Dimethylphosphine oxide is an organophosphorus compound with the formula (CH_{3})_{2}P(O)H. It is a colorless liquid that soluble in polar organic solvents. It exists as the phosphine oxide, not the hydroxy tautomer. A related compound is diphenylphosphine oxide. Both are sometimes called secondary phosphine oxides.

==Preparation==
The compound arises by the hydrolysis of chlorodimethylphosphine:
Me_{2}PCl + H_{2}O → Me_{2}P(O)H + HCl
Methanol, but not ethanol, can also be used in place of water, the co-product being methyl chloride.

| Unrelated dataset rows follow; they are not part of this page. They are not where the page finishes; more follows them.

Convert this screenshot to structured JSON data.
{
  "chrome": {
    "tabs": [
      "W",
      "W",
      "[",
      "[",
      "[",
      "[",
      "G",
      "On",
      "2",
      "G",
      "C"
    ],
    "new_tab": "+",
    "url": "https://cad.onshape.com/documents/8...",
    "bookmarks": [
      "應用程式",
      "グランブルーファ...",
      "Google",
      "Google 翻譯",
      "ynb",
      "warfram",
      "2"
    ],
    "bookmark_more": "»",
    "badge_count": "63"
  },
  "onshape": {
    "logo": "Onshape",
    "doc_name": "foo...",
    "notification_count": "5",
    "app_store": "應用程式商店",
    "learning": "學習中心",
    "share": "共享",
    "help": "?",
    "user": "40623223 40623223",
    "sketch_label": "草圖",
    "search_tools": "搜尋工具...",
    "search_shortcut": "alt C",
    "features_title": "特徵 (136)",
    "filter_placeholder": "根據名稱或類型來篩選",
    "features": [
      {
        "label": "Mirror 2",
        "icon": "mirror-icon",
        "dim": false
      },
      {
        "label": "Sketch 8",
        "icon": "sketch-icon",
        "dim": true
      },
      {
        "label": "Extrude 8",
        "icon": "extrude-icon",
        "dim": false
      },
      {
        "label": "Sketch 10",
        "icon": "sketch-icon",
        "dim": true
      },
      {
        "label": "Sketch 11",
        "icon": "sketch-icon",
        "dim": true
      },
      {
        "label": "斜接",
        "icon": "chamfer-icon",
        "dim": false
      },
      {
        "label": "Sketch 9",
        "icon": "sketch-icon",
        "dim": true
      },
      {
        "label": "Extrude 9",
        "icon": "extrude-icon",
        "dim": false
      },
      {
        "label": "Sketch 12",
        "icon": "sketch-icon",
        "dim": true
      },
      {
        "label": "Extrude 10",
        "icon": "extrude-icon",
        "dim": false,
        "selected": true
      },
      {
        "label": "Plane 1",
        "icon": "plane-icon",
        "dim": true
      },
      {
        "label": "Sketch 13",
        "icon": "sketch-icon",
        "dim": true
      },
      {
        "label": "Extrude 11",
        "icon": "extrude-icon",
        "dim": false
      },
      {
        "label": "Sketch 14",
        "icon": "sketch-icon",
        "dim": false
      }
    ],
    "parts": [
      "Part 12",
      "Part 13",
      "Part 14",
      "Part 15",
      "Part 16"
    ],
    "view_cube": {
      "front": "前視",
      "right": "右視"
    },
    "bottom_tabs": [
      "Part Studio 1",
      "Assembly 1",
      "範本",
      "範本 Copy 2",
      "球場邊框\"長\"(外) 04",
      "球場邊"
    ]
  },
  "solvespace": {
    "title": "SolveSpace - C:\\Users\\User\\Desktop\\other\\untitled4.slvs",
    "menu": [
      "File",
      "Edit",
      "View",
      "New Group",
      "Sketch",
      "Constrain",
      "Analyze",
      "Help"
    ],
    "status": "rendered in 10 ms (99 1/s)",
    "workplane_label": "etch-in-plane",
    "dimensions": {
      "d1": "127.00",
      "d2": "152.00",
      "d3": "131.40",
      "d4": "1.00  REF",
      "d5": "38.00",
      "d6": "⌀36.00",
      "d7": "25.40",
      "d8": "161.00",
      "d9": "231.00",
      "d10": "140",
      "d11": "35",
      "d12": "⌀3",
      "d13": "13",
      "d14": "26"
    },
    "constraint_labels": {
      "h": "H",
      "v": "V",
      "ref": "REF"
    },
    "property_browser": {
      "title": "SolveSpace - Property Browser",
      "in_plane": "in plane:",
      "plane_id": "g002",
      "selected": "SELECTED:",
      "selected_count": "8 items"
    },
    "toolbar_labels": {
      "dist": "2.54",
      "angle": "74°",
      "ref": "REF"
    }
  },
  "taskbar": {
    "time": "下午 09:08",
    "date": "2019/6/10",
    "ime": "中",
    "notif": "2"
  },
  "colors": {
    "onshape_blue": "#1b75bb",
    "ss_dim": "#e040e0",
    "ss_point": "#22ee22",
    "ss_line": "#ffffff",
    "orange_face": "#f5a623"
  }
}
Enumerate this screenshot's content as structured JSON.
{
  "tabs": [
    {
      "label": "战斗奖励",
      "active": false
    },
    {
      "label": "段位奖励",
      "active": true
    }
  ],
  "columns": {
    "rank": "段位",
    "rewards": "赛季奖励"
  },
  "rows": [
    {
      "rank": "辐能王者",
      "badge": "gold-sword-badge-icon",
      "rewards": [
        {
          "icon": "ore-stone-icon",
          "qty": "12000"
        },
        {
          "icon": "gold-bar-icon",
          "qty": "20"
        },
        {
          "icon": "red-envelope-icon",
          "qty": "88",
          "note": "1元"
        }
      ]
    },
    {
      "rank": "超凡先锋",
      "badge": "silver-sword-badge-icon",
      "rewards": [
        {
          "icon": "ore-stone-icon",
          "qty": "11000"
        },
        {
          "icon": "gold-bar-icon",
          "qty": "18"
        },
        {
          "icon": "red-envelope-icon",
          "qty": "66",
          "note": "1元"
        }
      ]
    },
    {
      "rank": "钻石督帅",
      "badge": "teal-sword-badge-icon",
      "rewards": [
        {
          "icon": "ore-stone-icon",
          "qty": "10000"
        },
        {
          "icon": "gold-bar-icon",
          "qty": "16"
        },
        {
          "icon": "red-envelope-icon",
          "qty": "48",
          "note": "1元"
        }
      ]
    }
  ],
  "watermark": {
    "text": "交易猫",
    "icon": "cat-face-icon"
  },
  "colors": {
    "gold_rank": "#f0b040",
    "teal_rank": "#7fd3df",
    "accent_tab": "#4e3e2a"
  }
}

Since chlorodimethylphosphine is dangerous to handle, alternative routes to dimethylphosphine oxide have been developed. A popular method starts with diethylphosphite, according to the following idealized equations:
(C_{2}H_{5}O)_{2}P(O)H + 3 CH_{3}MgBr → (CH_{3})_{2}P(O)MgBr + 2 MgBr(OC_{2}H_{5}) + CH_{4}
(CH_{3})_{2}P(O)MgBr + H_{2}O → (CH_{3})_{2}P(O)H + 2 MgBr(OH)

==Reactions==
Chlorination gives dimethylphosphoryl chloride. It undergoes hydroxymethylation with formaldehyde.
Me_{2}P(O)H + CH_{2}O → Me_{2}P(O)CH_{2}OH
Many aldehydes effect a similar reaction.